All [anything].[ip].ip.es.io does is to resolve via DNS to [ip] . It's just intended to act as a stop gap before you have DNS set up yourself, eg for getting up and running quickly
Now you have elb_dns, you should set up your in DNS provider (eg route 53) for *.elb_dns to resolve to elb_dns, and then change the "Cluster endpoints" (under platform > settings in the UI) to be just elb_dns
Then each cluster endpoint will be [cluster_id].[elb_dns] which will resolve (via your DNS provider) to the IP of elb_dns, which will route to the proxy and thence (via the [cluster_id] prefix) to the cluster itself
Does that make sense? Let us know if you run into issues
I created an elb in front of my ECE cluster. So I can use url to access like this.

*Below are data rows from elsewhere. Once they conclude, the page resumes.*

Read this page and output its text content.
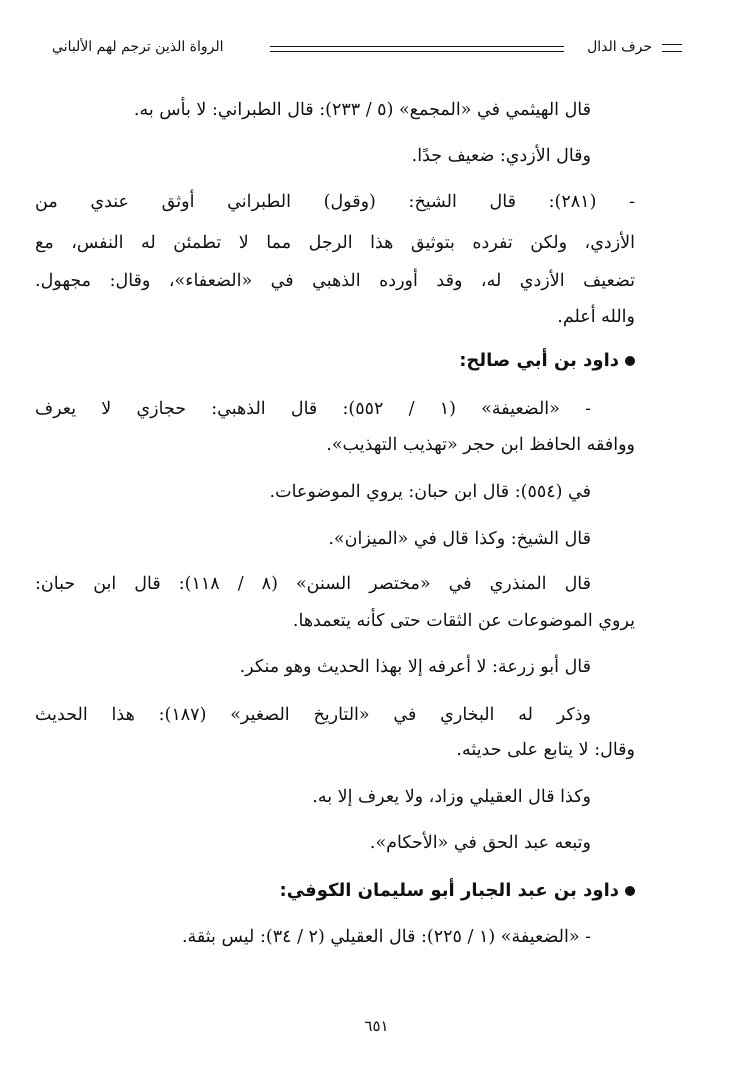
حرف الدال
الرواة الذين ترجم لهم الألباني
قال الهيثمي في «المجمع» (٥ / ٢٣٣): قال الطبراني: لا بأس به.
وقال الأزدي: ضعيف جدًا.
- (٢٨١): قال الشيخ: (وقول) الطبراني أوثق عندي من
الأزدي، ولكن تفرده بتوثيق هذا الرجل مما لا تطمئن له النفس، مع
تضعيف الأزدي له، وقد أورده الذهبي في «الضعفاء»، وقال: مجهول.
والله أعلم.
داود بن أبي صالح:
- «الضعيفة» (١ / ٥٥٢): قال الذهبي: حجازي لا يعرف
ووافقه الحافظ ابن حجر «تهذيب التهذيب».
في (٥٥٤): قال ابن حبان: يروي الموضوعات.
قال الشيخ: وكذا قال في «الميزان».
قال المنذري في «مختصر السنن» (٨ / ١١٨): قال ابن حبان:
يروي الموضوعات عن الثقات حتى كأنه يتعمدها.
قال أبو زرعة: لا أعرفه إلا بهذا الحديث وهو منكر.
وذكر له البخاري في «التاريخ الصغير» (١٨٧): هذا الحديث
وقال: لا يتابع على حديثه.
وكذا قال العقيلي وزاد، ولا يعرف إلا به.
وتبعه عبد الحق في «الأحكام».
داود بن عبد الجبار أبو سليمان الكوفي:
- «الضعيفة» (١ / ٢٢٥): قال العقيلي (٢ / ٣٤): ليس بثقة.
٦٥١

http:// [ELB_DNS] :12400/#/region/ece-region/allocators
Note that there are two different uses for an ELB -
to hit the admin API/UI on 12400
to hit the clusters via the proxy on 80/443/9200/9243
These are two completely different functions. The same ELB can do both via the port, eg 12400 should go to any IPs that run an adminconsole service, and 80/443/9200/9243 etc should go to any IPs that run a proxy service
Obviously if you have hosts that always run both proxies and adminconsoles, then it's an academic distinction, but I did want to be clear that it exists
The above information on setting up your DNS provider to be able to hit the proxy is all still valid.